Areva, Cameco, Paladin
China's economy may grow 10.1 percent this year, while India's expands 8.6 percent, according to analysts' forecasts compiled by Bloomberg. U.S. gross domestic product will increase 3.1 percent and Europe's will grow 1.1 percent.
Companies that build reactors may be among the biggest beneficiaries. Areva's shares have tumbled 53 percent in the past three years. Miners including such as Cameco, whose stock has fallen 60 percent since then, Perth, Australia-based Paladin Energy Ltd., which has lost 63 percent, and Darwin-based Energy Resources of Australia Ltd., which is down 25 percent, may also benefit.
"Longer-term it does look as though there's going to be a shortfall of uranium and ERA and Paladin should benefit from higher prices if that plays out," said Lyndon Fagan, a Royal Bank of Scotland Group Plc analyst in Sydney.

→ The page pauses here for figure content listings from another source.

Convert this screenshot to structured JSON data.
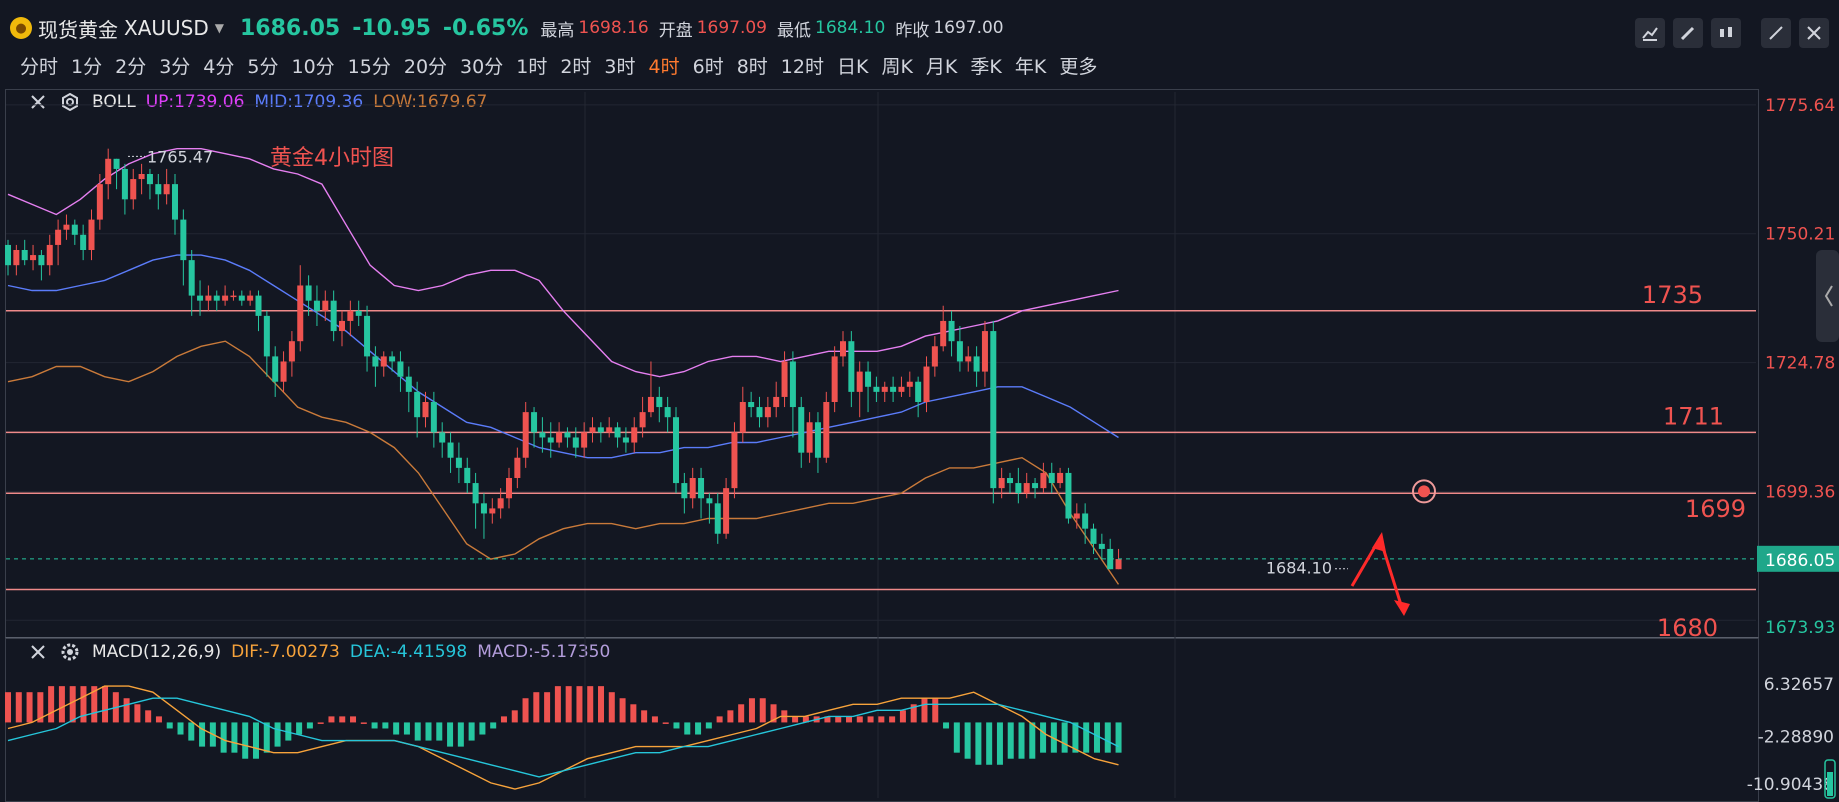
{
  "header": {
    "symbol_cn": "现货黄金",
    "symbol": "XAUUSD",
    "last": "1686.05",
    "change": "-10.95",
    "change_pct": "-0.65%",
    "high_label": "最高",
    "high": "1698.16",
    "open_label": "开盘",
    "open": "1697.09",
    "low_label": "最低",
    "low": "1684.10",
    "prev_label": "昨收",
    "prev": "1697.00"
  },
  "timeframes": [
    "分时",
    "1分",
    "2分",
    "3分",
    "4分",
    "5分",
    "10分",
    "15分",
    "20分",
    "30分",
    "1时",
    "2时",
    "3时",
    "4时",
    "6时",
    "8时",
    "12时",
    "日K",
    "周K",
    "月K",
    "季K",
    "年K",
    "更多"
  ],
  "active_timeframe": "4时",
  "boll": {
    "name": "BOLL",
    "up": "UP:1739.06",
    "mid": "MID:1709.36",
    "low": "LOW:1679.67"
  },
  "macd_legend": {
    "name": "MACD(12,26,9)",
    "dif": "DIF:-7.00273",
    "dea": "DEA:-4.41598",
    "macd": "MACD:-5.17350"
  },
  "colors": {
    "up": "#ef5350",
    "down": "#26c6a0",
    "boll_up": "#e57ff0",
    "boll_mid": "#5b7cfa",
    "boll_low": "#c97a3a",
    "level": "#ef8a8a"
  },
  "icons": [
    "close-icon",
    "gear-icon",
    "chart-icon",
    "pencil-icon",
    "candle-icon",
    "expand-icon"
  ],
  "chart_data": {
    "type": "candlestick",
    "title": "黄金4小时图",
    "price_axis_ticks": [
      "1775.64",
      "1750.21",
      "1724.78",
      "1699.36",
      "1673.93"
    ],
    "last_price_tag": "1686.05",
    "ylim": [
      1670,
      1780
    ],
    "high_marker": "1765.47",
    "low_marker": "1684.10",
    "levels": [
      {
        "label": "1735",
        "value": 1735
      },
      {
        "label": "1711",
        "value": 1711
      },
      {
        "label": "1699",
        "value": 1699
      },
      {
        "label": "1680",
        "value": 1680
      }
    ],
    "candles": [
      [
        1748,
        1744,
        1749,
        1742
      ],
      [
        1744,
        1747,
        1748,
        1742
      ],
      [
        1747,
        1745,
        1749,
        1744
      ],
      [
        1745,
        1746,
        1748,
        1743
      ],
      [
        1746,
        1744,
        1747,
        1741
      ],
      [
        1744,
        1748,
        1750,
        1742
      ],
      [
        1748,
        1751,
        1753,
        1744
      ],
      [
        1751,
        1752,
        1754,
        1749
      ],
      [
        1752,
        1750,
        1753,
        1748
      ],
      [
        1750,
        1747,
        1752,
        1745
      ],
      [
        1747,
        1753,
        1755,
        1745
      ],
      [
        1753,
        1760,
        1762,
        1751
      ],
      [
        1760,
        1765,
        1767,
        1757
      ],
      [
        1765,
        1763,
        1765,
        1759
      ],
      [
        1763,
        1757,
        1764,
        1754
      ],
      [
        1757,
        1761,
        1763,
        1755
      ],
      [
        1761,
        1762,
        1764,
        1758
      ],
      [
        1762,
        1760,
        1763,
        1757
      ],
      [
        1760,
        1758,
        1762,
        1755
      ],
      [
        1758,
        1760,
        1763,
        1756
      ],
      [
        1760,
        1753,
        1762,
        1750
      ],
      [
        1753,
        1745,
        1755,
        1740
      ],
      [
        1745,
        1738,
        1747,
        1734
      ],
      [
        1738,
        1737,
        1741,
        1734
      ],
      [
        1737,
        1738,
        1740,
        1735
      ],
      [
        1738,
        1737,
        1739,
        1735
      ],
      [
        1737,
        1738,
        1740,
        1736
      ],
      [
        1738,
        1738,
        1739,
        1737
      ],
      [
        1738,
        1737,
        1739,
        1736
      ],
      [
        1737,
        1738,
        1739,
        1736
      ],
      [
        1738,
        1734,
        1739,
        1731
      ],
      [
        1734,
        1726,
        1735,
        1722
      ],
      [
        1726,
        1721,
        1728,
        1718
      ],
      [
        1721,
        1725,
        1727,
        1719
      ],
      [
        1725,
        1729,
        1731,
        1722
      ],
      [
        1729,
        1740,
        1744,
        1727
      ],
      [
        1740,
        1737,
        1742,
        1734
      ],
      [
        1737,
        1735,
        1740,
        1732
      ],
      [
        1735,
        1737,
        1739,
        1733
      ],
      [
        1737,
        1731,
        1739,
        1729
      ],
      [
        1731,
        1733,
        1735,
        1728
      ],
      [
        1733,
        1735,
        1737,
        1730
      ],
      [
        1735,
        1734,
        1737,
        1732
      ],
      [
        1734,
        1726,
        1736,
        1723
      ],
      [
        1726,
        1724,
        1728,
        1720
      ],
      [
        1724,
        1726,
        1727,
        1722
      ],
      [
        1726,
        1725,
        1727,
        1723
      ],
      [
        1725,
        1722,
        1727,
        1719
      ],
      [
        1722,
        1719,
        1724,
        1715
      ],
      [
        1719,
        1714,
        1721,
        1710
      ],
      [
        1714,
        1717,
        1719,
        1712
      ],
      [
        1717,
        1711,
        1719,
        1708
      ],
      [
        1711,
        1709,
        1713,
        1706
      ],
      [
        1709,
        1706,
        1711,
        1703
      ],
      [
        1706,
        1704,
        1709,
        1701
      ],
      [
        1704,
        1701,
        1706,
        1699
      ],
      [
        1701,
        1697,
        1703,
        1692
      ],
      [
        1697,
        1695,
        1699,
        1690
      ],
      [
        1695,
        1696,
        1698,
        1693
      ],
      [
        1696,
        1698,
        1700,
        1694
      ],
      [
        1698,
        1702,
        1704,
        1696
      ],
      [
        1702,
        1706,
        1708,
        1700
      ],
      [
        1706,
        1715,
        1717,
        1704
      ],
      [
        1715,
        1711,
        1716,
        1708
      ],
      [
        1711,
        1710,
        1714,
        1707
      ],
      [
        1710,
        1709,
        1713,
        1706
      ],
      [
        1709,
        1711,
        1713,
        1708
      ],
      [
        1711,
        1710,
        1712,
        1708
      ],
      [
        1710,
        1708,
        1712,
        1706
      ],
      [
        1708,
        1711,
        1713,
        1706
      ],
      [
        1711,
        1712,
        1714,
        1709
      ],
      [
        1712,
        1711,
        1713,
        1709
      ],
      [
        1711,
        1712,
        1714,
        1710
      ],
      [
        1712,
        1710,
        1713,
        1708
      ],
      [
        1710,
        1709,
        1712,
        1707
      ],
      [
        1709,
        1712,
        1714,
        1707
      ],
      [
        1712,
        1715,
        1718,
        1710
      ],
      [
        1715,
        1718,
        1725,
        1714
      ],
      [
        1718,
        1716,
        1720,
        1713
      ],
      [
        1716,
        1714,
        1718,
        1711
      ],
      [
        1714,
        1701,
        1716,
        1699
      ],
      [
        1701,
        1698,
        1703,
        1695
      ],
      [
        1698,
        1702,
        1704,
        1696
      ],
      [
        1702,
        1698,
        1704,
        1694
      ],
      [
        1698,
        1697,
        1699,
        1693
      ],
      [
        1697,
        1691,
        1699,
        1689
      ],
      [
        1691,
        1700,
        1702,
        1690
      ],
      [
        1700,
        1711,
        1713,
        1698
      ],
      [
        1711,
        1717,
        1720,
        1709
      ],
      [
        1717,
        1716,
        1719,
        1714
      ],
      [
        1716,
        1714,
        1718,
        1712
      ],
      [
        1714,
        1716,
        1718,
        1712
      ],
      [
        1716,
        1718,
        1721,
        1714
      ],
      [
        1718,
        1725,
        1727,
        1716
      ],
      [
        1725,
        1716,
        1727,
        1710
      ],
      [
        1716,
        1707,
        1718,
        1704
      ],
      [
        1707,
        1713,
        1715,
        1705
      ],
      [
        1713,
        1706,
        1715,
        1703
      ],
      [
        1706,
        1717,
        1719,
        1705
      ],
      [
        1717,
        1726,
        1728,
        1715
      ],
      [
        1726,
        1729,
        1731,
        1724
      ],
      [
        1729,
        1719,
        1731,
        1716
      ],
      [
        1719,
        1723,
        1725,
        1714
      ],
      [
        1723,
        1720,
        1725,
        1715
      ],
      [
        1720,
        1719,
        1722,
        1717
      ],
      [
        1719,
        1720,
        1721,
        1717
      ],
      [
        1720,
        1719,
        1722,
        1717
      ],
      [
        1719,
        1720,
        1722,
        1718
      ],
      [
        1720,
        1721,
        1723,
        1718
      ],
      [
        1721,
        1717,
        1722,
        1714
      ],
      [
        1717,
        1724,
        1726,
        1715
      ],
      [
        1724,
        1728,
        1730,
        1722
      ],
      [
        1728,
        1733,
        1736,
        1727
      ],
      [
        1733,
        1729,
        1735,
        1726
      ],
      [
        1729,
        1725,
        1732,
        1723
      ],
      [
        1725,
        1726,
        1728,
        1723
      ],
      [
        1726,
        1723,
        1728,
        1720
      ],
      [
        1723,
        1731,
        1733,
        1720
      ],
      [
        1731,
        1700,
        1733,
        1697
      ],
      [
        1700,
        1702,
        1704,
        1698
      ],
      [
        1702,
        1701,
        1703,
        1699
      ],
      [
        1701,
        1699,
        1704,
        1697
      ],
      [
        1699,
        1701,
        1703,
        1698
      ],
      [
        1701,
        1700,
        1702,
        1698
      ],
      [
        1700,
        1703,
        1705,
        1699
      ],
      [
        1703,
        1701,
        1705,
        1699
      ],
      [
        1701,
        1703,
        1704,
        1700
      ],
      [
        1703,
        1694,
        1704,
        1693
      ],
      [
        1694,
        1695,
        1697,
        1692
      ],
      [
        1695,
        1692,
        1697,
        1689
      ],
      [
        1692,
        1689,
        1693,
        1687
      ],
      [
        1689,
        1688,
        1691,
        1686
      ],
      [
        1688,
        1684,
        1690,
        1684
      ],
      [
        1684,
        1686,
        1688,
        1684
      ]
    ],
    "boll_up": [
      1758,
      1756,
      1754,
      1757,
      1761,
      1764,
      1766,
      1767,
      1767,
      1766,
      1765,
      1763,
      1762,
      1760,
      1752,
      1744,
      1740,
      1739,
      1740,
      1742,
      1743,
      1743,
      1741,
      1735,
      1730,
      1725,
      1723,
      1722,
      1723,
      1725,
      1726,
      1726,
      1725,
      1726,
      1727,
      1727,
      1727,
      1728,
      1730,
      1731,
      1732,
      1733,
      1735,
      1736,
      1737,
      1738,
      1739
    ],
    "boll_mid": [
      1740,
      1739,
      1739,
      1740,
      1741,
      1743,
      1745,
      1746,
      1746,
      1745,
      1743,
      1740,
      1737,
      1734,
      1731,
      1727,
      1723,
      1719,
      1716,
      1713,
      1712,
      1710,
      1708,
      1707,
      1706,
      1706,
      1707,
      1707,
      1708,
      1708,
      1709,
      1709,
      1710,
      1711,
      1712,
      1713,
      1714,
      1715,
      1717,
      1718,
      1719,
      1720,
      1720,
      1718,
      1716,
      1713,
      1710
    ],
    "boll_low": [
      1721,
      1722,
      1724,
      1724,
      1722,
      1721,
      1723,
      1726,
      1728,
      1729,
      1726,
      1721,
      1716,
      1714,
      1713,
      1711,
      1708,
      1703,
      1696,
      1689,
      1686,
      1687,
      1690,
      1692,
      1693,
      1693,
      1692,
      1693,
      1693,
      1694,
      1694,
      1694,
      1695,
      1696,
      1697,
      1697,
      1698,
      1699,
      1702,
      1704,
      1704,
      1705,
      1706,
      1703,
      1695,
      1688,
      1681
    ],
    "macd_axis_ticks": [
      "6.32657",
      "-2.28890",
      "-10.90438"
    ],
    "macd_hist": [
      5,
      5,
      5,
      5,
      6,
      6,
      6,
      6,
      6,
      6,
      5,
      4,
      3,
      2,
      1,
      -1,
      -2,
      -3,
      -4,
      -4,
      -5,
      -5,
      -6,
      -6,
      -5,
      -4,
      -3,
      -2,
      -1,
      0,
      1,
      1,
      1,
      0,
      -1,
      -1,
      -2,
      -2,
      -3,
      -3,
      -3,
      -4,
      -4,
      -3,
      -2,
      -1,
      1,
      2,
      4,
      5,
      5,
      6,
      6,
      6,
      6,
      6,
      5,
      4,
      3,
      2,
      1,
      0,
      -1,
      -2,
      -2,
      -1,
      1,
      2,
      3,
      4,
      4,
      3,
      2,
      1,
      1,
      1,
      1,
      1,
      1,
      1,
      1,
      1,
      1,
      2,
      3,
      4,
      4,
      -1,
      -5,
      -6,
      -7,
      -7,
      -7,
      -6,
      -6,
      -6,
      -5,
      -5,
      -5,
      -5,
      -5,
      -5,
      -5,
      -5
    ],
    "macd_dif": [
      -1,
      0,
      2,
      4,
      6,
      6,
      5,
      2,
      -1,
      -3,
      -4,
      -5,
      -5,
      -4,
      -3,
      -3,
      -3,
      -4,
      -6,
      -8,
      -10,
      -11,
      -10,
      -8,
      -6,
      -5,
      -4,
      -4,
      -4,
      -3,
      -2,
      -1,
      1,
      1,
      2,
      3,
      3,
      4,
      4,
      4,
      5,
      3,
      1,
      -2,
      -4,
      -6,
      -7
    ],
    "macd_dea": [
      -3,
      -2,
      -1,
      1,
      2,
      3,
      4,
      4,
      3,
      2,
      1,
      -1,
      -2,
      -3,
      -3,
      -3,
      -3,
      -4,
      -5,
      -6,
      -7,
      -8,
      -9,
      -8,
      -7,
      -6,
      -5,
      -5,
      -4,
      -4,
      -3,
      -2,
      -1,
      0,
      1,
      1,
      2,
      2,
      3,
      3,
      3,
      3,
      2,
      1,
      0,
      -2,
      -4
    ]
  }
}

Chinese Premier Wen Jiabao aims to cut pollution by reducing energy consumption 20 percent in the five years through 2010. The country pumped 6.5 billion tons of carbon dioxide into the atmosphere last year, U.S. Department of Energy data show, more than any other nation. Atomic plants produce virtually no greenhouse gases, though spent fuel remains radioactive for thousands of years and requires re-processing and storage.
China National Nuclear Corp., the nation's first operator of reactors, said on June 28 it's exploring for the fuel in Niger, Namibia, Zimbabwe and Mongolia.
"We're just beginning to see the initial stages of China going abroad to buy stakes in uranium mines, but this is a trend we're going to see more and more in the future," said Stephen Kidd, head of strategy and research at the World Nuclear Association in London.
Growing uranium use may create a shortfall by the second half of this decade because not enough new production is planned, according to Friedel Aul, director of fuel services at Nukem Gmbh, an Alzenau, Germany-based uranium trader and broker.
"Current production is based on mines that have been in operation for a long, long time," he said. "With startup costs, certainly to bring a mine on line today is much more expensive than it was 10, 15 years ago."
Production growth, including supplies recycled from Russian warheads under an agreement ending in 2013, may slow to 4.8 percent this year and 3.4 percent in 2011, according to RBC. It increased almost 12 percent last year.
The last time this many reactors were planned was in the 1980s, after the 1973 and 1979 oil shocks prompted the Organization of Petroleum Exporting Countries to boost prices for crude. By 2015, a new reactor may start every five days, compared with an average of one every 17 days during the 1980s, according to the World Nuclear Association.
Commissioning new plants is a "game-changer" for uranium, said Mark Pervan, head of commodity research at Australia and New Zealand Banking Group Ltd. in Melbourne. Though many won't come on line for as long as two years, "speculative interest" may drive prices to the "$60 to $80 range pretty quickly."
Prices may recover as demand improves, said Dustin Garrow, a Denver-based executive general manager of marketing for Paladin, the world's ninth-largest uranium producer.
"We see demand picking up noticeably and it is not just the Chinese, there are other utility consumers that are now showing interest," Garrow said in a July 6 interview. "We could start to see fairly substantial price increases in the spot market later this year."